They began with formamide, a simple organic compound that's ubiquitous in the universe. Formamide has been detected in galactic centers, star-forming regions, interstellar space, as well as comets and satellites.
They then added meteorite powder as a catalyst, and irradiated the solution with high-energy proton beams to simulate the solar wind. They obtained a rich blend of complex biological molecules including amino acids, carboxylic acids, sugars, and nucleobases (the basic building blocks for DNA and RNA).
Among the products were also the nucleosides cytidine, uridine, adenosine, and thymidine, which are more advanced building blocks consisting of a nucleobase linked to a sugar molecule. Nucleosides are notoriously difficult to recreate under prebiotic conditions.
"We were very surprised to see those," says Raffaele Saladino of Tuscia University, Italy.
The ingredients for life have previously been recreated under a variety of possible terrestrial scenarios involving lightning, ultraviolet radiation,
hydrothermal vents, or meteorite impacts. The new findings expand the range of possibilities to prebiotic environments beyond the early Earth, including to the small, wandering bodies of our solar system.
The results were published this week in the Proceedings of the National Academy of Sciences.
SOLAR WIND POWER
The team had previously synthesized some of the building blocks (but no nucleosides) by subjecting formamide to very high temperatures, simulating conditions near volcanoes or upon meteorite impact on the early Earth.
By instead irradiating formamide with high-energy protons, they obtained a higher yield of amino acids and nucleobases, as well as other relevant biomolecules including the nucleosides.
"Proton chemistry goes one step farther than heat chemistry," says study co-author Ernesto Di Mauro of the University of Rome La Sapienza."Proton radiation turns out to be amazingly efficient."
He adds: "Carbon chemistry works the same anywhere in the universe, and every star produces solar wind. This tells us that life could well be universal."

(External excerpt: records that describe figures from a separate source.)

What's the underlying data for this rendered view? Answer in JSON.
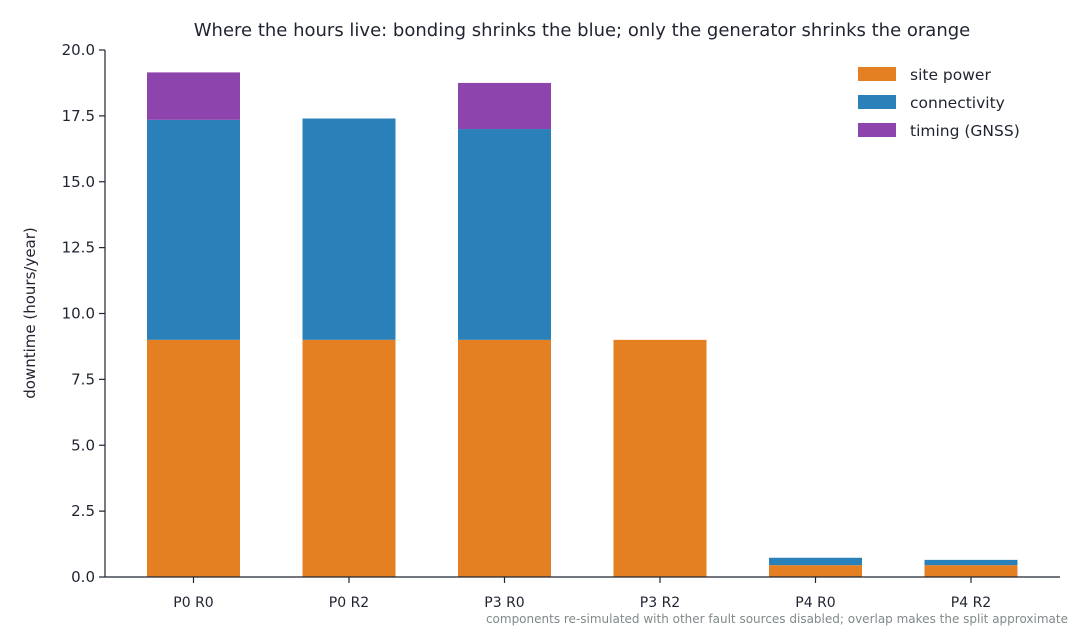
{
  "chart_data": {
    "type": "bar",
    "stacked": true,
    "title": "Where the hours live: bonding shrinks the blue; only the generator shrinks the orange",
    "xlabel": "",
    "ylabel": "downtime (hours/year)",
    "ylim": [
      0,
      20
    ],
    "yticks": [
      "0.0",
      "2.5",
      "5.0",
      "7.5",
      "10.0",
      "12.5",
      "15.0",
      "17.5",
      "20.0"
    ],
    "categories": [
      "P0 R0",
      "P0 R2",
      "P3 R0",
      "P3 R2",
      "P4 R0",
      "P4 R2"
    ],
    "series": [
      {
        "name": "site power",
        "color": "#e58022",
        "values": [
          9.0,
          9.0,
          9.0,
          9.0,
          0.45,
          0.45
        ]
      },
      {
        "name": "connectivity",
        "color": "#2a80b9",
        "values": [
          8.35,
          8.4,
          8.0,
          0.0,
          0.28,
          0.2
        ]
      },
      {
        "name": "timing (GNSS)",
        "color": "#8e44ad",
        "values": [
          1.8,
          0.0,
          1.75,
          0.0,
          0.0,
          0.0
        ]
      }
    ],
    "legend_position": "top-right",
    "grid": false,
    "footnote": "components re-simulated with other fault sources disabled; overlap makes the split approximate"
  }
}
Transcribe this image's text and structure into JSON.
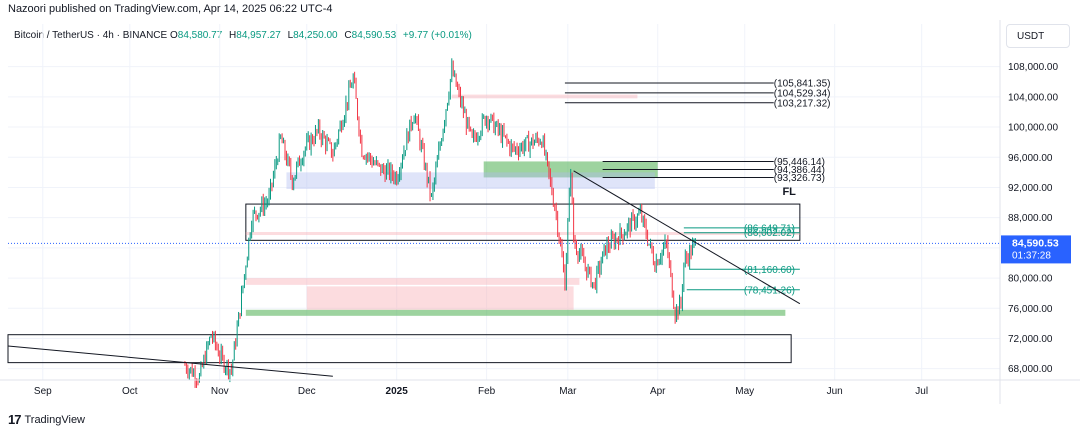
{
  "publisher": "Nazoori published on TradingView.com, Apr 14, 2025 06:22 UTC-4",
  "legend": {
    "symbol": "Bitcoin / TetherUS · 4h · BINANCE",
    "o_label": "O",
    "o_value": "84,580.77",
    "h_label": "H",
    "h_value": "84,957.27",
    "l_label": "L",
    "l_value": "84,250.00",
    "c_label": "C",
    "c_value": "84,590.53",
    "change": "+9.77 (+0.01%)"
  },
  "currency": "USDT",
  "footer": {
    "brand": "TradingView",
    "logo_icon": "tradingview-logo-icon"
  },
  "colors": {
    "up": "#089981",
    "down": "#f23645",
    "price_line": "#2962ff",
    "zone_green": "#4caf50",
    "zone_red": "#f7a8b0",
    "zone_blue": "#aebcf0"
  },
  "chart_data": {
    "type": "line",
    "ylim": [
      66500,
      111000
    ],
    "x_ticks": [
      "Sep",
      "Oct",
      "Nov",
      "Dec",
      "2025",
      "Feb",
      "Mar",
      "Apr",
      "May",
      "Jun",
      "Jul"
    ],
    "y_ticks": [
      {
        "value": 68000,
        "label": "68,000.00"
      },
      {
        "value": 72000,
        "label": "72,000.00"
      },
      {
        "value": 76000,
        "label": "76,000.00"
      },
      {
        "value": 80000,
        "label": "80,000.00"
      },
      {
        "value": 84000,
        "label": "84,000.00"
      },
      {
        "value": 88000,
        "label": "88,000.00"
      },
      {
        "value": 92000,
        "label": "92,000.00"
      },
      {
        "value": 96000,
        "label": "96,000.00"
      },
      {
        "value": 100000,
        "label": "100,000.00"
      },
      {
        "value": 104000,
        "label": "104,000.00"
      },
      {
        "value": 108000,
        "label": "108,000.00"
      }
    ],
    "current_price": {
      "value": 84590.53,
      "label": "84,590.53",
      "countdown": "01:37:28"
    },
    "series": [
      {
        "x": [
          "2024-10-20",
          "2024-10-25",
          "2024-10-29",
          "2024-11-02",
          "2024-11-05",
          "2024-11-08",
          "2024-11-12",
          "2024-11-18",
          "2024-11-22",
          "2024-11-26",
          "2024-11-30",
          "2024-12-05",
          "2024-12-10",
          "2024-12-17",
          "2024-12-20",
          "2024-12-26",
          "2025-01-01",
          "2025-01-07",
          "2025-01-13",
          "2025-01-20",
          "2025-01-27",
          "2025-02-01",
          "2025-02-10",
          "2025-02-20",
          "2025-02-25",
          "2025-02-28",
          "2025-03-02",
          "2025-03-03",
          "2025-03-10",
          "2025-03-14",
          "2025-03-20",
          "2025-03-26",
          "2025-03-31",
          "2025-04-04",
          "2025-04-07",
          "2025-04-09",
          "2025-04-10",
          "2025-04-14"
        ],
        "values": [
          68500,
          66800,
          72500,
          69000,
          67800,
          76000,
          88000,
          90500,
          98500,
          93000,
          97000,
          99500,
          96500,
          106500,
          97000,
          94500,
          93500,
          102000,
          90500,
          107500,
          98000,
          101500,
          97000,
          98500,
          88500,
          79500,
          94500,
          85000,
          79000,
          84000,
          86000,
          88500,
          82000,
          84500,
          75500,
          76500,
          82000,
          84590
        ]
      }
    ],
    "zones": [
      {
        "kind": "rect-outline",
        "from": "2024-11-10",
        "to": "2025-05-20",
        "low": 85000,
        "high": 89800
      },
      {
        "kind": "rect-outline",
        "from": "2024-08-20",
        "to": "2025-05-17",
        "low": 68800,
        "high": 72500
      },
      {
        "kind": "rect-fill",
        "color": "green",
        "from": "2025-01-31",
        "to": "2025-04-01",
        "low": 93326.73,
        "high": 95446.14
      },
      {
        "kind": "rect-fill",
        "color": "blue",
        "from": "2024-11-24",
        "to": "2025-03-31",
        "low": 91800,
        "high": 94000
      },
      {
        "kind": "rect-fill",
        "color": "green",
        "from": "2024-11-10",
        "to": "2025-05-15",
        "low": 75000,
        "high": 75800
      },
      {
        "kind": "rect-fill",
        "color": "red",
        "from": "2024-11-10",
        "to": "2025-03-05",
        "low": 79100,
        "high": 80000
      },
      {
        "kind": "rect-fill",
        "color": "red",
        "from": "2024-12-01",
        "to": "2025-03-03",
        "low": 75800,
        "high": 78900
      },
      {
        "kind": "rect-fill",
        "color": "red",
        "from": "2025-01-20",
        "to": "2025-03-25",
        "low": 103800,
        "high": 104300
      },
      {
        "kind": "rect-fill",
        "color": "red",
        "from": "2024-11-10",
        "to": "2025-05-20",
        "low": 85700,
        "high": 86100
      }
    ],
    "levels": [
      {
        "value": 105841.35,
        "label": "(105,841.35)",
        "color": "black",
        "from": "2025-02-28"
      },
      {
        "value": 104529.34,
        "label": "(104,529.34)",
        "color": "black",
        "from": "2025-02-28"
      },
      {
        "value": 103217.32,
        "label": "(103,217.32)",
        "color": "black",
        "from": "2025-02-28"
      },
      {
        "value": 95446.14,
        "label": "(95,446.14)",
        "color": "black",
        "from": "2025-03-13"
      },
      {
        "value": 94386.44,
        "label": "(94,386.44)",
        "color": "black",
        "from": "2025-03-13"
      },
      {
        "value": 93326.73,
        "label": "(93,326.73)",
        "color": "black",
        "from": "2025-03-13"
      },
      {
        "value": 86649.71,
        "label": "(86,649.71)",
        "color": "green",
        "from": "2025-04-10"
      },
      {
        "value": 86002.02,
        "label": "(86,002.02)",
        "color": "green",
        "from": "2025-04-10"
      },
      {
        "value": 81160.6,
        "label": "(81,160.60)",
        "color": "green",
        "from": "2025-04-12"
      },
      {
        "value": 78451.26,
        "label": "(78,451.26)",
        "color": "green",
        "from": "2025-04-11"
      }
    ],
    "trendlines": [
      {
        "from": {
          "x": "2025-03-03",
          "y": 94200
        },
        "to": {
          "x": "2025-05-20",
          "y": 76600
        }
      },
      {
        "from": {
          "x": "2024-08-20",
          "y": 71000
        },
        "to": {
          "x": "2024-12-10",
          "y": 67000
        }
      }
    ],
    "annotations": [
      {
        "text": "FL",
        "x": "2025-05-14",
        "y": 91000
      }
    ]
  }
}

Interestingly, the scenario produced a high quantity of precursors for both metabolic and genetic pathways (the carboxylic acids and nucleobases respectively.) An ongoing debate with the origin of life is whether metabolism or genetics emerged first. Here, the findings suggest that both processes could have emerged simultaneously.
METEORITES AS REACTORS
Other findings have also suggested that meteorites may have seeded the ingredient for life on the early Earth, notably during the late heavy bombardment, a period when the inner planets were pummeled by frequent impacts about 4.1 to 3.8 billion years ago. In particular, some simple amino acids, sugars, and nucleobases have been found inside meteorites, albeit in very small proportions.
Here, the researchers wanted to go beyond the idea of meteorites as mere carriers of organic molecules.
They tested the catalytic properties of eleven meteorites belonging to the four major classes—iron, stony iron, chondrites, and achondrites—but first treated the rock powder to remove any trace of organics.
They found that the minerals within the meteorites were necessary to catalyze the synthesis of the molecules, with the stony iron, chondrite, and achondrite meteorites more active than the iron meteorites as a general trend. They also tested individual minerals present in the meteorites and found that the full powder was needed for full catalytic effect.
"Meteorites are not merely shuttles for organics, as suggests the common point of view," Saladino says. "They are also reactors that can synthesize biomolecules during their lives."
The findings come with an important caveat. "I'm extremely enthusiastic about this piece of work because they obtained much more than the nucleobases," says Steven Benner, an origin-of-life chemist at the Foundation for Applied Molecular Evolution at the Westheimer Institute in Gainesville, Fla.
"They combined formamide and rock chemistry and got so many building blocks—that's what makes this paper important." "But the catch is that the total mass of meteorite that's coming in after the Moon-forming event is negligible," he adds.
"You can't rely on the Late Heavy Bombardment to bring you much in terms of organics. Besides, that amount of carbon is negligible compared to what's here on Earth already."
Indeed, formamide, the starting molecule in their experiment, is readily made from hydrogen cyanide and water — two compounds that were abundant on the early Earth. "My view is that we have to solve the problem with what's here on Earth before we go looking at meteorites," Benner said, "just because of the amount of material that's coming in."